Not a litigator here but just want to say, inadvertently, the best, most informative system is the Supreme Court's system for how much case-related information it carries on a single page. You practically don't need anything else and can find out everything about the case, down to the case number of the impugned and so on. But smoothest system may be the DHC's system, tracking cases is simple. Now, for the award of the worst case management system, the winner is: Allahabad HC. Just try doing the whole captcha thing at every single step of the research. Incredibly frustrating. (The number of times you have to do captcha-based verification should be one criteria, if anyone is undertaking research on this topic).

I am not sure employing blockchain or any such thing will immediately help the system. The SC E-Committee is working hard to put systems in place, demerits or merits aside. Proper equipment, internet connectivity, ensuring that orders are uploaded are basics that no technology itself can improve. Some will has to come from within for judges.

One thing I would like to see some improvement in is the way case categorisations work. Each HC has their own system of categorising cases, (and then into abbreviations, but let's think about the larger problem) and the SC has its own method of doing this. Its pretty difficult to track down if you are researching across courts (as opposed to being a practitioner at a single court) because say enforcement petitions or criminal appeals are tagged in one way at the DHC and another at the Punjab & Haryana HC. Hope others recognise what I am referring to. Happy to hear their thoughts.
SC's website is hands down the best. Beats all other courts by a margin which is bigger than huge.

Concept of Office Report, Lower Court Details, Similarities / Tagged Matters, Listing Details etc. is unique and unparalleled. Those who are saying that DHC or some other HC is best, are not familiar with SC's website.

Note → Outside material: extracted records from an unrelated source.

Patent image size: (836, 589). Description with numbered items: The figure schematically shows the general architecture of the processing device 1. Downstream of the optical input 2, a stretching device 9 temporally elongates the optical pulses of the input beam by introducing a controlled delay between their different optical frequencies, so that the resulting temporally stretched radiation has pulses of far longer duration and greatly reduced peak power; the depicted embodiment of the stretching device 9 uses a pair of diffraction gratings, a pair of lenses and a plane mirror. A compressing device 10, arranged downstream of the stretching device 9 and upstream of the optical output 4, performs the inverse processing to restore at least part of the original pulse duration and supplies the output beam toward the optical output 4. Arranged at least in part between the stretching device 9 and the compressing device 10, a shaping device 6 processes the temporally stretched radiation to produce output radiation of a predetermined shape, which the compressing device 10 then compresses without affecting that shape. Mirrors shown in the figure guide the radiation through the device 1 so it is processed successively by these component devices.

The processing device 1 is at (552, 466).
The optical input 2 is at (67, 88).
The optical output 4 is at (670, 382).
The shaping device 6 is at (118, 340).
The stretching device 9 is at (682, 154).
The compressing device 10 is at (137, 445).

For every unique feature available on some other HC's website and not available on SC's' (but is relevant for SC), I will donate Rs. 10,000/- to a charitable cause of your choosing.
Question is too broad. But usually HCs have decent website. The w courts website is good but some courts’ info is hard der to find on it
Looking at someone's comment below about the decline in DHC's website quality, I'm wondering if Ecourts - with its recent improvements - is going to be the norm and standard. Already many HCs, which had their own websites, have moved to Ecourts.
Calcutta HC just started displaying passover matters and messages on the display board effective 3rd January '24. Good move.
Delhi HC used to be excellent.

They revamped it about a year ago (or less?) and it's considerably worse now. For e.g., now you can't open two orders at once: say, if you click on the link for order for 05.01.2023, it will open in a new tab. Then if you click for the order for 10.02.2023, it will open that order in the same tab as the previous one. So you can't just click on all the orders of a case so that they open in separate tabs and you can see/print them easily. You have to click on a link, see the order, come back, click on the next link, see the order...

Also, interestingly, under the "orders" tab if you search "case wise", there's no option for 2024 yet. The latest year is 2023. Such niggles didn't exist in the previous version of the website. Don't know why they revamped something that wasn't broken.
@waqeel -- wish to connect and speak to you sir. I am a fellow litigator. Pls drop ur throwaway mail
Updated in May 2023 during my internship. Was a pain to adjust to the new system.
It will take 20 years, because legal profession trail behind the world for at least 20 years.